The U.S. trade deficit for December shrank dramatically, indicating that the nation’s economy actually strengthened at the end of last year -- contrary to what initial data indicated.
The trade deficit, which measures how much more Americans buy from foreigners compared to how much they sell foreigners, contracted to its narrowest in nearly three years, the Commerce Department said Friday.
Analysts polled by Thomson Reuters expected the deficit to shrink to $46 billion but it actually shrank 21 percent to $38.54 billion from a revised $48.61 in the previous month.
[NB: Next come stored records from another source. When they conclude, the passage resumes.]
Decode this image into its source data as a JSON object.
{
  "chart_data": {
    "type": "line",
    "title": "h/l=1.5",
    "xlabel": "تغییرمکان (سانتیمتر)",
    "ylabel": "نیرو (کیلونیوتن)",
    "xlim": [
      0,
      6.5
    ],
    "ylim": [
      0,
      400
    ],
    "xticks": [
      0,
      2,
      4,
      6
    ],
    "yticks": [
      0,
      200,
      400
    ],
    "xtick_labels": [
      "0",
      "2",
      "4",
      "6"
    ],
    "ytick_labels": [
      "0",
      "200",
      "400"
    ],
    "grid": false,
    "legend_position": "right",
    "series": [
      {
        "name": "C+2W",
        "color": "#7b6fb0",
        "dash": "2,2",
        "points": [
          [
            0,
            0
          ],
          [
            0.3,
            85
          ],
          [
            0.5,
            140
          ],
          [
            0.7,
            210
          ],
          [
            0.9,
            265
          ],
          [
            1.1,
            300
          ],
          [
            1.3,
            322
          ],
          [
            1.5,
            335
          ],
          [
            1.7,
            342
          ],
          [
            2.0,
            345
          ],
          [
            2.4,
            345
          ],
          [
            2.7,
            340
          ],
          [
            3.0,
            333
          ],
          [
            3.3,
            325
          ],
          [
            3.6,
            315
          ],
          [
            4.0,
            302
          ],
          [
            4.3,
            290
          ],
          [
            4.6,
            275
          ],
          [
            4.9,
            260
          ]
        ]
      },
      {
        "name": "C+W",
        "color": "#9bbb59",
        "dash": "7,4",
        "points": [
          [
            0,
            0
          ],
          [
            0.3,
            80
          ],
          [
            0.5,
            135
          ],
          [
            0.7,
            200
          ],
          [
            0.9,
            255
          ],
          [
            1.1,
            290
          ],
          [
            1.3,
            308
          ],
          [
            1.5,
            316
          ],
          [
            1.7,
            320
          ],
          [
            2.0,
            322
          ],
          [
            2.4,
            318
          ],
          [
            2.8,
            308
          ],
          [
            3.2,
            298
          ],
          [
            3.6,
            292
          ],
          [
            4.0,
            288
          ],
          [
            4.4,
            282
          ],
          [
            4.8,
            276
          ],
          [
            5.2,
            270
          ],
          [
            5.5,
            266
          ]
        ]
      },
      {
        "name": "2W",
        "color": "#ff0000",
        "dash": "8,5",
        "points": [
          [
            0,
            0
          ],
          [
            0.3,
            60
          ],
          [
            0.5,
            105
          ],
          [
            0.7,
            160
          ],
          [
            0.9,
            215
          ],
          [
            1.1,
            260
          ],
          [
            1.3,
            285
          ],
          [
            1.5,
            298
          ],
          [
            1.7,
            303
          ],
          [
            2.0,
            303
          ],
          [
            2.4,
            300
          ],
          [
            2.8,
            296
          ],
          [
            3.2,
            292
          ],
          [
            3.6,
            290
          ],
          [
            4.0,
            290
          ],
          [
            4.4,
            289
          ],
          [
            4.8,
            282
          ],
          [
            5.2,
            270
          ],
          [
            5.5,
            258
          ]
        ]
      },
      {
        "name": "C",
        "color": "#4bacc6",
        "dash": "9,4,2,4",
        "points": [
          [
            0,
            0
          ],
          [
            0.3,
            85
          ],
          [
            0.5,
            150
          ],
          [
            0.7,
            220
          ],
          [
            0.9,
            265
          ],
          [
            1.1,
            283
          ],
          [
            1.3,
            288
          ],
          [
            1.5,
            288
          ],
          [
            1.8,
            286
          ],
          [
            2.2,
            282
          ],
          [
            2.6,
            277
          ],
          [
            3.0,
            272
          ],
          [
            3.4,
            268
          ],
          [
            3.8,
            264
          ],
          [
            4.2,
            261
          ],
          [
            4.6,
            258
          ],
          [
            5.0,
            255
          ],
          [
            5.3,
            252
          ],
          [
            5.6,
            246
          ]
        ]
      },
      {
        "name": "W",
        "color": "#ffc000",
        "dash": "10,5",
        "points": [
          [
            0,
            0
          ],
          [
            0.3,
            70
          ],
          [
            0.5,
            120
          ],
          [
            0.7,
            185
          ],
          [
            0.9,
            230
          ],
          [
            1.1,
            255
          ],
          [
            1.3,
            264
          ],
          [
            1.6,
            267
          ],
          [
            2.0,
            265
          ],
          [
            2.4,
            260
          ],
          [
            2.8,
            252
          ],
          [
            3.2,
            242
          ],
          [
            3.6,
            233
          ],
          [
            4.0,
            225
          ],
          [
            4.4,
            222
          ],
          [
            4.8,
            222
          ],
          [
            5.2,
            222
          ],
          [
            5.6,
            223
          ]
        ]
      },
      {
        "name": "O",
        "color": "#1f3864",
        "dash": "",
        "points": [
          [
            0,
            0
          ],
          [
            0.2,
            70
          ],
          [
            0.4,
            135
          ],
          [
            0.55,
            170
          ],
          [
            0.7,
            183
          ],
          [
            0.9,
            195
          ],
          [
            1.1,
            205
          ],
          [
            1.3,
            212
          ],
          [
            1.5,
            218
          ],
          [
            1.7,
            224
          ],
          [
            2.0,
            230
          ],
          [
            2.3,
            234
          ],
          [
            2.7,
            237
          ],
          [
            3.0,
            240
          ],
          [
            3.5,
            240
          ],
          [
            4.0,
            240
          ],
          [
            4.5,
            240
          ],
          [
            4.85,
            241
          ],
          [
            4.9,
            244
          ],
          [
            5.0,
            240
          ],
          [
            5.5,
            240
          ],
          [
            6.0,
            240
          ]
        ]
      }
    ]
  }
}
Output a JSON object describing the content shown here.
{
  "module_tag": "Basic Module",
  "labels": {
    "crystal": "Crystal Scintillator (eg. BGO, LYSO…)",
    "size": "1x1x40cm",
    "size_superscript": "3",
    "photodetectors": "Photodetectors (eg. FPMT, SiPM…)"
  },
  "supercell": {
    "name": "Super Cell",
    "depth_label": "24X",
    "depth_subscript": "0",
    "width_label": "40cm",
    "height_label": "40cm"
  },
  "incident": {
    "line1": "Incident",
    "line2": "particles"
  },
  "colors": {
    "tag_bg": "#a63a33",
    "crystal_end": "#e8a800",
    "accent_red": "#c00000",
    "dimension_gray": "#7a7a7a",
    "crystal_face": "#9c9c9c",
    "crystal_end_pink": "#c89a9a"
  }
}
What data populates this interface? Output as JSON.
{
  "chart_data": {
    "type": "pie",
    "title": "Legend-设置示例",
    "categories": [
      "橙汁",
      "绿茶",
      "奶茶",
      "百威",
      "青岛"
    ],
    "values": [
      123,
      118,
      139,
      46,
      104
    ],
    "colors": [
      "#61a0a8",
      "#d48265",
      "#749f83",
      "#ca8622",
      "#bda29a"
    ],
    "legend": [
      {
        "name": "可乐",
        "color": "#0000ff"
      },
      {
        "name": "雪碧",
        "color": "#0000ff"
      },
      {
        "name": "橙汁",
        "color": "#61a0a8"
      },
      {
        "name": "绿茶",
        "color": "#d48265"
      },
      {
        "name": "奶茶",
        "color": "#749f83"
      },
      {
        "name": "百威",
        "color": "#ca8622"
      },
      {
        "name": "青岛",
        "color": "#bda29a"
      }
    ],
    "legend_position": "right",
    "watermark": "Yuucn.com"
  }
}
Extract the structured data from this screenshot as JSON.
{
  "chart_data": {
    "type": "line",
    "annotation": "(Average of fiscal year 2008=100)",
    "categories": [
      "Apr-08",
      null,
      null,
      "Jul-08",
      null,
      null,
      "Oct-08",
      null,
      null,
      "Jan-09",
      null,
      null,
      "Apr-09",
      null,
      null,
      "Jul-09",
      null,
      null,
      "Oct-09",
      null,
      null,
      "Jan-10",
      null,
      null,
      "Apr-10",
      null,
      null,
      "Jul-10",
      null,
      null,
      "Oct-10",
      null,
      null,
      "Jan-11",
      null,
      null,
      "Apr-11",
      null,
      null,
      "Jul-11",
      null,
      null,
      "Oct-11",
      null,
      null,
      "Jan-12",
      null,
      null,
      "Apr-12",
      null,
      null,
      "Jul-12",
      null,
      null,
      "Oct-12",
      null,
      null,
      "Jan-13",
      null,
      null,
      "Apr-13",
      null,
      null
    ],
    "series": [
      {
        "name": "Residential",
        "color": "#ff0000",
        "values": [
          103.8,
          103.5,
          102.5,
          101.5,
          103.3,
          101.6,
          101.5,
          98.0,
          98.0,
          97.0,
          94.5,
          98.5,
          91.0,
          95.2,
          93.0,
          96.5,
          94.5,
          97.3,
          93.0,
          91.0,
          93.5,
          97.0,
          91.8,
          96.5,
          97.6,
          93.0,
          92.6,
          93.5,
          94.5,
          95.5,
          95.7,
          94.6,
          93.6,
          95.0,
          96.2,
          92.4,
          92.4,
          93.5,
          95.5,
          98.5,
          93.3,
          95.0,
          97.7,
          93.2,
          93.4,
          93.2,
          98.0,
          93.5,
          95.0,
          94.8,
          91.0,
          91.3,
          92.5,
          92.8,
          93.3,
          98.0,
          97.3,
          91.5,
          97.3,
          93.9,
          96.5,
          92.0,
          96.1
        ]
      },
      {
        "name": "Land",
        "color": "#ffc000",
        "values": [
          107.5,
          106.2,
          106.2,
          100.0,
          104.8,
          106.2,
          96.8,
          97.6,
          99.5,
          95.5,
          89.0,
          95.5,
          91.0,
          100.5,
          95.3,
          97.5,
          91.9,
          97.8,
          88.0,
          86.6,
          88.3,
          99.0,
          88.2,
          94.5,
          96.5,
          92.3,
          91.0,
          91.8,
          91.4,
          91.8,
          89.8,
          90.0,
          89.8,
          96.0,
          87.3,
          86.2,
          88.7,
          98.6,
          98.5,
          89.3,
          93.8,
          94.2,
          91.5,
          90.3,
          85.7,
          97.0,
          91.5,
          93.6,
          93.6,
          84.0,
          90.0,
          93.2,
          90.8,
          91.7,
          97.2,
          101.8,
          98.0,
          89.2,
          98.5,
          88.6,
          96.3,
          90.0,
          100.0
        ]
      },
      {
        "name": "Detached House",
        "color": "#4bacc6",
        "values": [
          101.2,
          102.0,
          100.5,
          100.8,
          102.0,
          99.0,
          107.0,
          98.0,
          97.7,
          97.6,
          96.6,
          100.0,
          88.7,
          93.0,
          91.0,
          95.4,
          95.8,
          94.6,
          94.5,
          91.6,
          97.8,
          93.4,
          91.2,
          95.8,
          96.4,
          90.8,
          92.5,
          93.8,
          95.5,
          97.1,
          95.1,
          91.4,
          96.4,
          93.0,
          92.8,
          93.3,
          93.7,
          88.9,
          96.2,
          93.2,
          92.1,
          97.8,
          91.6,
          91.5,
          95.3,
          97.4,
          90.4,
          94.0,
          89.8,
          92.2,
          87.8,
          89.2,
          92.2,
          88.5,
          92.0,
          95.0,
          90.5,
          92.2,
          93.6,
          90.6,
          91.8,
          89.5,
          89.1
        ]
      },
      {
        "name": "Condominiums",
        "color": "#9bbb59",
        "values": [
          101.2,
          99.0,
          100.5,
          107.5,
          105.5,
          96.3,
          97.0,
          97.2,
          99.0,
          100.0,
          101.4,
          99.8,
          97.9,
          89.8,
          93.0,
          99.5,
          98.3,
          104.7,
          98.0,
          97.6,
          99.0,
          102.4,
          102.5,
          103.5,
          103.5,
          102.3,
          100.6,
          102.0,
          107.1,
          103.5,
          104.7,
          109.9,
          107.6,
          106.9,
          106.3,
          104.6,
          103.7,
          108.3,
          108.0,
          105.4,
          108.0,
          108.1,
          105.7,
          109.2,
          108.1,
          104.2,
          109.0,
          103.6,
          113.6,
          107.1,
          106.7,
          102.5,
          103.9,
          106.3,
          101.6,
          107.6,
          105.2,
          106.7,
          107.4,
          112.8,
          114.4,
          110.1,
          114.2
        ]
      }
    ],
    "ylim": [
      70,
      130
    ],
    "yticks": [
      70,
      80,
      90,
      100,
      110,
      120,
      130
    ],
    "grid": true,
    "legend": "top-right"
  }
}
Much of the decrease stemmed from growing U.S. petroleum product exports and declining crude oil imports. Further, the price of those crude oil imports fell, which helped to narrow the trade deficit.
The surprisingly small trade deficit indicates that the initial U.S. government report that the economy contracted slightly in the fourth quarter will be revised to show growth instead.
“The Bureau of Economic Analysis assumed in its initial (fourth-quarter) GDP calculations that the deficit widened from a cumulative $516.8 billion annualized in the third quarter to $557.1 billion in the fourth, but the deficit ended up being broadly unchanged at $517.2 billion,” Paul Ashworth, chief U.S. economist with London-based Capital Economics, said.
“As a result, it looks like net trade was neutral for fourth-quarter GDP growth, whereas the first estimate assumed it subtracted 0.3 percent. Given that GDP only fell by minus 0.1 percent annualized, that would be enough to turn the loss into a gain.”
Earlier the Commerce Department had said that GDP in the fourth quarter fell at a 0.1 percent annual rate after growing at a 3.1 percent rate in the third quarter, the worst performance since the second quarter of 2009, when the recession ended.